Floriane: Je reste ici pour le workshop : Universalité du dessin. Le concept de cet atelier est de réaliser un projet en groupe… sans parler. Le seul moyen de communication entre les participants, souvent de pays, de cultures, et de langues différentes, doit rester exclusivement le dessin. Même en dehors des cours, nous nous sommes engagés à ne jamais parler de notre projet autrement que par le dessin. L’idée est de structurer le dessin comme un langage pour ensuite communiquer et enfin réaliser un projet complexe. Au début, ce n’est pas facile, mais après on arrive à faire de l’humour et même à s’engueuler entre nous. Bref, on peut dire merci Noam Chomsky. (Rires)

Karim : J’effectue un semestre d’échange universitaire. Je viens de l’ENSCI et je travaille sur l’Intelligence Artificielle et le langage humanisé. Je suis venu à l’ENSAG car c’est la seule école au monde à avoir intégré le « Conte » dans les arts appliqués. A première vu, on pourrait se demander ce que ça peut apporter, mais quand vous pensez à l’histoire d’une entreprise, à tous ces robots anthropomorphiques ou zoomorphiques qui nous parlent au quotidien, aux divers objets connectés qui communiquent entres eux et avec nous, etc. vous vous rendez compte de notre volonté, à nous humains, de concevoir des objets à notre image. Il me paraît donc essentiel d’aborder la forme du langage que ces objets pratiquent : la langue, l’intonation, le son de la voix, voire les expressions du visage, etc. C’est pourquoi je suis venu suivre les ateliers de contes couplés avec des interventions de sémioticiens, neuropsychologues et orthophonistes.

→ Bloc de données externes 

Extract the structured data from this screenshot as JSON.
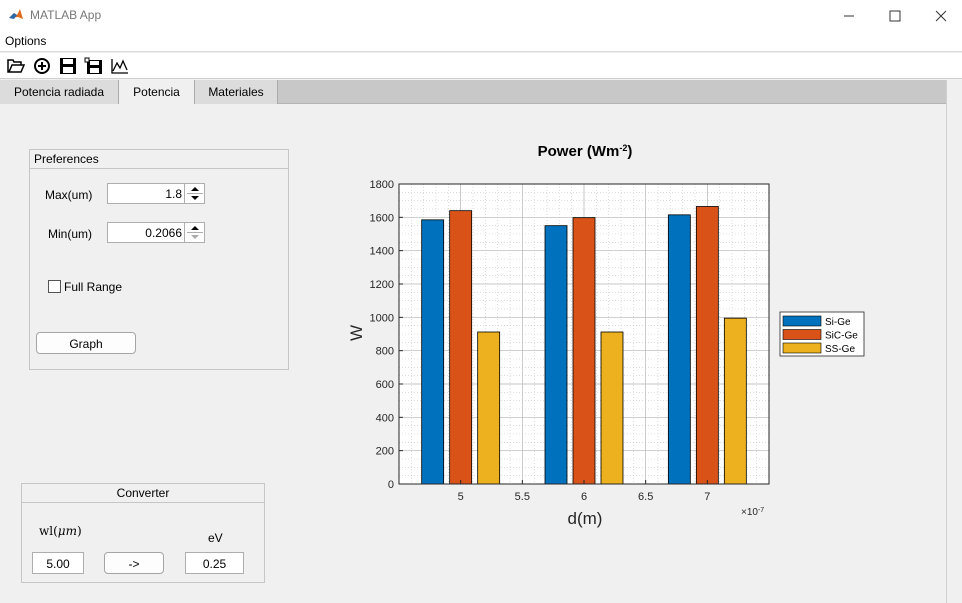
{
  "window": {
    "title": "MATLAB App"
  },
  "menubar": {
    "options_label": "Options"
  },
  "toolbar": {
    "icons": [
      "open-folder-icon",
      "add-circle-icon",
      "save-icon",
      "save-as-icon",
      "plot-icon"
    ]
  },
  "tabs": [
    {
      "label": "Potencia radiada",
      "active": false
    },
    {
      "label": "Potencia",
      "active": true
    },
    {
      "label": "Materiales",
      "active": false
    }
  ],
  "preferences": {
    "title": "Preferences",
    "max_label": "Max(um)",
    "max_value": "1.8",
    "min_label": "Min(um)",
    "min_value": "0.2066",
    "full_range_label": "Full Range",
    "full_range_checked": false,
    "graph_button": "Graph"
  },
  "converter": {
    "title": "Converter",
    "wl_label": "wl(",
    "wl_unit": "μm",
    "wl_close": ")",
    "ev_label": "eV",
    "wl_value": "5.00",
    "convert_button": "->",
    "ev_value": "0.25"
  },
  "chart_data": {
    "type": "bar",
    "title": "Power",
    "title_unit": "(Wm",
    "title_exp": "-2",
    "title_close": ")",
    "xlabel": "d(m)",
    "ylabel": "W",
    "x_multiplier": "×10",
    "x_multiplier_exp": "-7",
    "categories": [
      5,
      6,
      7
    ],
    "xlim": [
      4.5,
      7.5
    ],
    "ylim": [
      0,
      1800
    ],
    "xticks": [
      "5",
      "5.5",
      "6",
      "6.5",
      "7"
    ],
    "xtick_values": [
      5,
      5.5,
      6,
      6.5,
      7
    ],
    "yticks": [
      0,
      200,
      400,
      600,
      800,
      1000,
      1200,
      1400,
      1600,
      1800
    ],
    "grid": true,
    "minor_grid": true,
    "legend": "right",
    "series": [
      {
        "name": "Si-Ge",
        "color": "#0072bd",
        "values": [
          1585,
          1550,
          1615
        ]
      },
      {
        "name": "SiC-Ge",
        "color": "#d95319",
        "values": [
          1640,
          1598,
          1665
        ]
      },
      {
        "name": "SS-Ge",
        "color": "#edb120",
        "values": [
          912,
          912,
          995
        ]
      }
    ]
  }
}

Fiction et illustration par David Tardy

L’école des savoirs d’Amazonie

Répartie sur quatre campus (Papaïchton, Cayenne, Moengo et Manaus), l’école des savoirs d’Amazonie a jusqu’ici diplômé plusieurs milliers d’étudiants, de tous niveaux, en formation continue et initiale. Des enseignements techniques et magistraux en langues régionales et nationales sont dispensés par des artisans, chefs coutumiers, soignants amazoniens et occidentaux – qui privilégient la médecine préventive -, des scientifiques et des professionnels du champ culturel. Cette promotion de la diversité, de l’égalité et des différences à l’école a engendré l’émancipation économique et politique des détenteurs de savoirs et des nouveaux diplômés par le rayonnement des multiples identités et le changement de rapport de force avec les élites traditionnelles. Cette situation démontre la corrélation positive qui existe entre le respect et le maintien des identités, le bien-être collectif et individuel et le développement à long terme d’un territoire. Cette trajectoire impulsée, et discutée, dès la petite enfance repousse aussi l’acculturation engagée dès la colonisation et propose des schémas socio-économiques modernes, qui sous-tendent la tradition cosmo-écologique ancestrale et réfutent la loi du marché. À titre d’exemple, les savoirs liés aux plantes sont devenus une source de revenus intéressante, un mélioratif de l’état de santé des populations. L’essor des connaissances botaniques de l’école aux champs a engendré la création d’unions agricoles disséminées sur le littoral et dans l’intérieur du pays. L’économie créée permet aux producteurs et vendeurs de travailler en circuits courts à la production et à la commercialisation de plantes médicinales et forestières. Cet essor d’activité rémunérée permet de rompre avec l’exode rural entamé au début des années 2 000 et offre aux consommateurs des produits sains et du terroir. Suite à des financements participatifs, des familles et des agriculteurs, plus fragiles économiquement, se sont mis à cultiver des parcelles, de citronnelle ou d’atoumo, ensuite distillées par exemple dans le pays des Savanes et dans le Centre littoral. À New Wacapou, sur le Maroni, des horticulteurs se sont spécialisés dans la transformation d’essences amazoniennes, inscrites trente années plus-tôt à la pharmacopée française. Les arômes naturels de wassaï, bois de rose et de jasmin sont des cosmétiques très appréciées.